Je suis élue depuis très longtemps sur la zone Roubaix-Tourcoing et je suis universitaire. À ce titre, j'ai rencontré, il y a une vingtaine d'années, un jeune qui s'appelait Abdelkader Haroune. Il est devenu commissaire général de police à Roubaix.
Abdelkader Haroune a le profil type de quelqu'un qui aurait pu déraper, comme beaucoup de jeunes de banlieue, et qui s'est raccroché à la police pour se construire. Il a créé les Chemins de la réussite, association qui aide les enfants et les jeunes qui se sentent discriminés dans le cadre de leurs études pour les aider à évoluer et à accéder aux concours. Dernièrement, lors d'un colloque que nous avons organisé ensemble à la mairie de Tourcoing, des jeunes entrés dans la police - beaucoup d'origine maghrébine, issus de quartiers ou de classes sociales défavorisés... - ont témoigné de leur fierté d'avoir intégré la police et de leur confiance en celle-ci. Leurs témoignages laissaient penser que la gendarmerie, la magistrature et surtout la police pouvaient vraiment jouer le rôle d'ascenseur social. Tous avaient dû franchir de nombreuses étapes avant d'arriver à leur poste, et rencontré de grandes difficultés pour trouver des stages. Avec Abdelkader Haroune, nous avons créé un tutorat pour épauler les jeunes désirant entrer dans la police.

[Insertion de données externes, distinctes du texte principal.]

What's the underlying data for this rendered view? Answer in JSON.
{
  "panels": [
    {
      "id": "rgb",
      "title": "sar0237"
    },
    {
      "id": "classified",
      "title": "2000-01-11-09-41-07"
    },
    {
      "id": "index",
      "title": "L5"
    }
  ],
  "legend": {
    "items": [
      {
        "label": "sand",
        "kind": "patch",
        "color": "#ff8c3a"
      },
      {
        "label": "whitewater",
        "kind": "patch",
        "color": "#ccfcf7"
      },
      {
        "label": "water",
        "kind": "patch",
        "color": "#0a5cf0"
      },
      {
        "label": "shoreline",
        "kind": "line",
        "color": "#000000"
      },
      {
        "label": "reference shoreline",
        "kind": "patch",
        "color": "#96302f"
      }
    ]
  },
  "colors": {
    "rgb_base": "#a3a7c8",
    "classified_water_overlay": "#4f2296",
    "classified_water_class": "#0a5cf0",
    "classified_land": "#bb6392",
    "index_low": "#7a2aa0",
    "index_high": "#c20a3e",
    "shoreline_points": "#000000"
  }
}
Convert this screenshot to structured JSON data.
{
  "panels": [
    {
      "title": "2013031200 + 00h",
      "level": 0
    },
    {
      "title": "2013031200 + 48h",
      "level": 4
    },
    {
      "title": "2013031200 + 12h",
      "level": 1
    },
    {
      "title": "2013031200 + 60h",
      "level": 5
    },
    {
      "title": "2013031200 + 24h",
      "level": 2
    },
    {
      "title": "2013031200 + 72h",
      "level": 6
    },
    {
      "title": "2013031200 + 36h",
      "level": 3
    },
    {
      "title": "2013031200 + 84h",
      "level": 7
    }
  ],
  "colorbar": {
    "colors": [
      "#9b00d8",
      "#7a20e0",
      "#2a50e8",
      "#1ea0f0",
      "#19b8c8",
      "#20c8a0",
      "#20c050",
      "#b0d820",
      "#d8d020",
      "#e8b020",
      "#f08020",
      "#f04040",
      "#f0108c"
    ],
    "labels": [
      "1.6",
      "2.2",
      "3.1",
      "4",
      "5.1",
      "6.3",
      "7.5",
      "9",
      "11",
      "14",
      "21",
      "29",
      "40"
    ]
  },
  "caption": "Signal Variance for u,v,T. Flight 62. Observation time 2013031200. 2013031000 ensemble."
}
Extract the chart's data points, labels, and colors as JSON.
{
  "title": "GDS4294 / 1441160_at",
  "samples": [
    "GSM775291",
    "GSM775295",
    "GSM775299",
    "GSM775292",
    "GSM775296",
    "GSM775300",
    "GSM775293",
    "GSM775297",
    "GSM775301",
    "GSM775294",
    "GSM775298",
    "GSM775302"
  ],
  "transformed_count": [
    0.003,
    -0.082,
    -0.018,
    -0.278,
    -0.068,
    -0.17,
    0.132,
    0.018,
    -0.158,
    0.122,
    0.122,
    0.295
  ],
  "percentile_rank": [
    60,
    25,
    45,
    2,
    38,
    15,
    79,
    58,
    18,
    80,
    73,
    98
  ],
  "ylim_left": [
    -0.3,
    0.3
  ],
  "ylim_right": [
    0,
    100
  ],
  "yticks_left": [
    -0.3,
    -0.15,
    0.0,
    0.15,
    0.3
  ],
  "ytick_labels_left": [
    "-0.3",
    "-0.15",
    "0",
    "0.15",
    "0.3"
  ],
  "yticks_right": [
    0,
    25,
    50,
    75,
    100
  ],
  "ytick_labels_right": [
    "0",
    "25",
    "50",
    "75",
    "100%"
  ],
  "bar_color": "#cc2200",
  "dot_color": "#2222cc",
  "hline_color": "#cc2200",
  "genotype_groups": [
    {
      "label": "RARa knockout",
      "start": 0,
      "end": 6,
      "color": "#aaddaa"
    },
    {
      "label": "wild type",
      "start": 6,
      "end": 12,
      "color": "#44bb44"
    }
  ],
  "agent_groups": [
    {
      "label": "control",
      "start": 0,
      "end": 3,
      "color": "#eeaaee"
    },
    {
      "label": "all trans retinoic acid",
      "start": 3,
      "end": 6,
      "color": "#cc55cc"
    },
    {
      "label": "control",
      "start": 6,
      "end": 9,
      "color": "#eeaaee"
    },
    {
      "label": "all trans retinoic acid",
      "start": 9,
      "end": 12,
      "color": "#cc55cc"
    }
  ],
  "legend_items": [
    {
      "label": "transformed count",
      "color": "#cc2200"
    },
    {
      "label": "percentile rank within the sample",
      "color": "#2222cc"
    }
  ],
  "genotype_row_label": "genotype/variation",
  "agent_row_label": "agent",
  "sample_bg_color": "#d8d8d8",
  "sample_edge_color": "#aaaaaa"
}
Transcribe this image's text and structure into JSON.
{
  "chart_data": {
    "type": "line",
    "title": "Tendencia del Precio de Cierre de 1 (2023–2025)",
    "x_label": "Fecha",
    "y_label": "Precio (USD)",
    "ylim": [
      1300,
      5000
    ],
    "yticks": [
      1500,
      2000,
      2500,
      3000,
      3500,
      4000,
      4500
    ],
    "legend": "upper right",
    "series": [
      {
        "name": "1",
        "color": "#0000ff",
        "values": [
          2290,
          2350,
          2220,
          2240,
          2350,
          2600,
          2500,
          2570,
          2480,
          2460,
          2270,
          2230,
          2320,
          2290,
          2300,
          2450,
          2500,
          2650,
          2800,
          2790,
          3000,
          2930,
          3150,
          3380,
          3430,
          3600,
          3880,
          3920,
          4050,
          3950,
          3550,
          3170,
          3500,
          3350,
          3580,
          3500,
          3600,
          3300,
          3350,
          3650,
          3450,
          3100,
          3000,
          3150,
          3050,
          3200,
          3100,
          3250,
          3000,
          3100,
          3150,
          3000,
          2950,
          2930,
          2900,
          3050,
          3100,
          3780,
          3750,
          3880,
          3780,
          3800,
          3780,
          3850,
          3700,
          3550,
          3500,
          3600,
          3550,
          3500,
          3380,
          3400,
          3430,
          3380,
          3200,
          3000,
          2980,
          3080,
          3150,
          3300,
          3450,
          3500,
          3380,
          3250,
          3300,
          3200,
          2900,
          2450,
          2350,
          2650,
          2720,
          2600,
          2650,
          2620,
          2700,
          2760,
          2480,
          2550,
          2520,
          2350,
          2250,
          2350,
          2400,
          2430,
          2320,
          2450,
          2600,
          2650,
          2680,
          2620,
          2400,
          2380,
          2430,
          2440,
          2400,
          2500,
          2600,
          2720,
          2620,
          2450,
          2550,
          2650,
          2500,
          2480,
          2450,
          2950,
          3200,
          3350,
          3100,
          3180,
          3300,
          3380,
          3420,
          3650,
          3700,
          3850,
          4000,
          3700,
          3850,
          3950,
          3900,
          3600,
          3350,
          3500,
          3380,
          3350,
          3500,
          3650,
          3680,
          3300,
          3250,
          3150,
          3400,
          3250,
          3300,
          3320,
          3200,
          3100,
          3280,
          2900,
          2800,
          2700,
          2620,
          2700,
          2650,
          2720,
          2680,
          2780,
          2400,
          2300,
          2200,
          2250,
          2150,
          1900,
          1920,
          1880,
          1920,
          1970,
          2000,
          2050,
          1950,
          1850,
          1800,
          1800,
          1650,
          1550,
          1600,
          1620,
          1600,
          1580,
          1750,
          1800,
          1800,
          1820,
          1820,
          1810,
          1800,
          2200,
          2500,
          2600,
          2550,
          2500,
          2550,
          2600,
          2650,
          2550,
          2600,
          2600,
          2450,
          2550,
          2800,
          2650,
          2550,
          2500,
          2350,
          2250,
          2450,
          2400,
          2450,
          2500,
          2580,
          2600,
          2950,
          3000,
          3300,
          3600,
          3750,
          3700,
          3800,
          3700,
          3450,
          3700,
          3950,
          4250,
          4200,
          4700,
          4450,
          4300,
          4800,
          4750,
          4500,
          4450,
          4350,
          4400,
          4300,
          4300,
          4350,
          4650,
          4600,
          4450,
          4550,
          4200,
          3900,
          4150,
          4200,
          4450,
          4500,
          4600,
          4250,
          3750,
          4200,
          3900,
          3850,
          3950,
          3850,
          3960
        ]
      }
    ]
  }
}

Les policiers issus des quartiers risquent de subir des discriminations, leurs anciens copains de virées les prenant pour cibles. Souvent, cela ne va pas beaucoup plus loin que des attaques verbales : on les traite de « vendus ». L'école de police de Roubaix en a pris acte et veille à les soutenir face à de telles réactions.
Il me semble que l'on voit moins de réactions de ce type dans la gendarmerie. Pouvez-vous me le confirmer ? Les jeunes qui arrivent en caserne paraissent plus encadrés dès le départ. Il semble en aller de même dans la magistrature.
Vous appelez, monsieur Vigouroux, à un élargissement du champ des jurys de concours. J'ajouterai, s'agissant des concours, qu'il faut éviter certaines matières, comme la culture générale, que ces jeunes n'ont pu acquérir du fait de leurs origines.